Question

Consider the following: Li(s) + ½ I₂(g) --> LiI(s) ΔH = –292 kJ. LiI(s) has a lattice energy of –753 kJ/mol. The ionization energy of Li(g) is 520 kJ/mol, the bond energy of I₂(g) is 151 kJ/mol, and the electron affinity of I(g) is –295 kJ/mol. Use these data to determine the heat of sublimation of Li(s).

Answer 1

Answer:

Heat of sublimation of Li(s) = 160.5 kJ/mol

Explanation:

Given that:

$\mathtt{2Li(s) + \dfrac{1}{2} I_2(g) \to 2LiI(s)}$

ΔH = –292 kJ

The heat of formation for the above reaction =  –292 kJ × 2 =  -584 kJ/mol

$\mathtt{Li^+_{(g)} + I^-_{(g)} \to LiI_{(s)}}$

The lattice energy of LiI(s) = -753 kJ/mol

$\mathtt{Li(g)\to Li^+(g) + e^- }$

The ionization energy of LiI(s) = +520 kJ/mol

$\mathtt{I_2_{(g)} \to 2I_{(g)} }$

The Bond Energy of I₂(g) = 151 kJ/mol

$\mathtt{I_{(g)} + e^- \to I^-_{(g)}}$

The electron affinity of I(g) = -295 kJ/mol

Heat of sublimation: Sublimation is the process of changing of a solid matter into gas without passing through the liquid stage, Now, the molar heat of sublimation is the amount of energy that must be added to a mole of solid  to turn it directly into a gas without any interference through the liquid phase provided the pressure is  constant.

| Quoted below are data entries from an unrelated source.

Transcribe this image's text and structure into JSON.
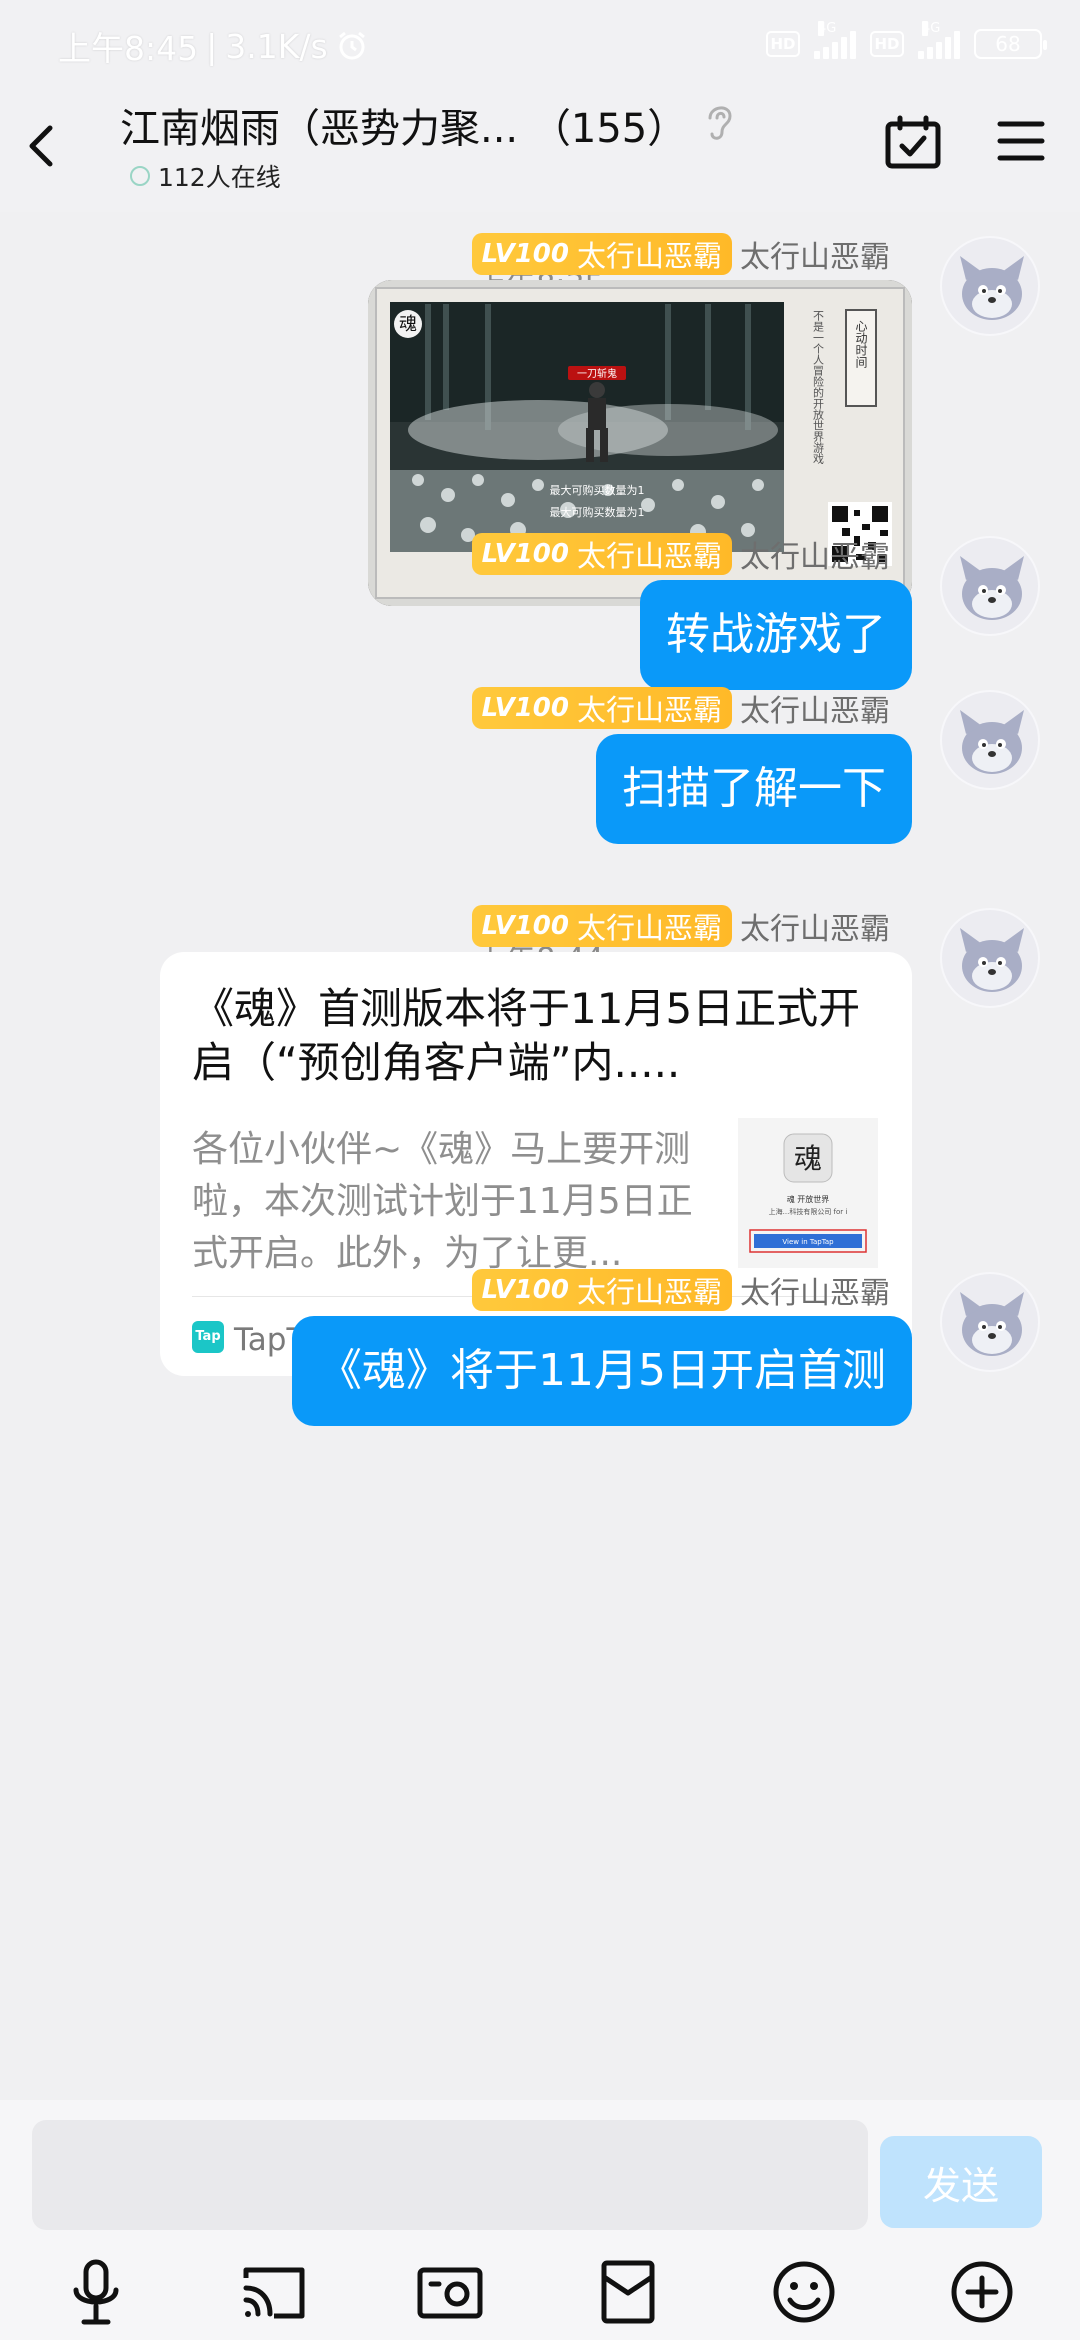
{
  "status_bar": {
    "time": "上午8:45",
    "speed": "3.1K/s",
    "hd1": "HD",
    "net1": "4G",
    "hd2": "HD",
    "net2": "4G",
    "battery": "68"
  },
  "header": {
    "title": "江南烟雨（恶势力聚...",
    "member_count": "（155）",
    "online": "112人在线"
  },
  "messages": [
    {
      "type": "time",
      "text": "上午8:35"
    },
    {
      "type": "image",
      "badge_level": "LV100",
      "badge_title": "太行山恶霸",
      "sender": "太行山恶霸",
      "image": {
        "logo": "魂",
        "tag": "一刀斩鬼",
        "side_text": "不是一个人冒险的开放世界游戏",
        "side_title": "心动时间",
        "caption1": "最大可购买数量为1",
        "caption2": "最大可购买数量为1"
      }
    },
    {
      "type": "text",
      "badge_level": "LV100",
      "badge_title": "太行山恶霸",
      "sender": "太行山恶霸",
      "text": "转战游戏了"
    },
    {
      "type": "text",
      "badge_level": "LV100",
      "badge_title": "太行山恶霸",
      "sender": "太行山恶霸",
      "text": "扫描了解一下"
    },
    {
      "type": "time",
      "text": "上午8:44"
    },
    {
      "type": "link",
      "badge_level": "LV100",
      "badge_title": "太行山恶霸",
      "sender": "太行山恶霸",
      "card": {
        "title": "《魂》首测版本将于11月5日正式开启（“预创角客户端”内.....",
        "desc": "各位小伙伴~《魂》马上要开测啦，本次测试计划于11月5日正式开启。此外，为了让更...",
        "thumb_logo": "魂",
        "thumb_line1": "魂 开放世界",
        "thumb_line2": "上海...科技有限公司 for i",
        "thumb_button": "View in TapTap",
        "source_logo": "Tap",
        "source": "TapTap 发现好游戏"
      }
    },
    {
      "type": "text",
      "badge_level": "LV100",
      "badge_title": "太行山恶霸",
      "sender": "太行山恶霸",
      "text": "《魂》将于11月5日开启首测"
    }
  ],
  "input": {
    "value": "",
    "send_label": "发送"
  },
  "colors": {
    "bubble": "#0a99f9",
    "badge": "#ffc93c",
    "send_disabled": "#bfe3fd",
    "tap_logo": "#1bc6c7"
  },
  "toolbar_icons": [
    "microphone-icon",
    "cast-icon",
    "camera-icon",
    "red-packet-icon",
    "emoji-icon",
    "plus-icon"
  ]
}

From  the above reactions: The heat of sublimation  of Li(s) can be calculated by the sum total of the following.

$\mathtt{Li_{(s)} + \dfrac{1}{2} I_2_{(g)} \to LiI_{(s)} \ \ -292 kJ/mol} \\ \\\mathtt{I_{(g)} \to \dfrac{1}{2} I2(g) \ \ -75.5 kJ/mol} \\ \\ \mathtt{I^-(g) \to I(g) + e^- \ \ +295 kJ/mol} \\ \\ \mathtt{LiI(s) \to Li^+_{(g)} + I^-_{(g)} \ \ +753 kJ/mol} \\ \\ \mathtt{Li^+_{(g)} + e^- \to Li(s) \ \ -520 kJ/mol}$

$\mathtt{Li(s) \to Li(g)}$ = (-292 +(-75.5)+295+753+(-520)) kJ/mol

$\mathtt{Li(s) \to Li(g)}$ =  160.5 kJ/mol

Heat of sublimation of Li(s) = 160.5 kJ/mol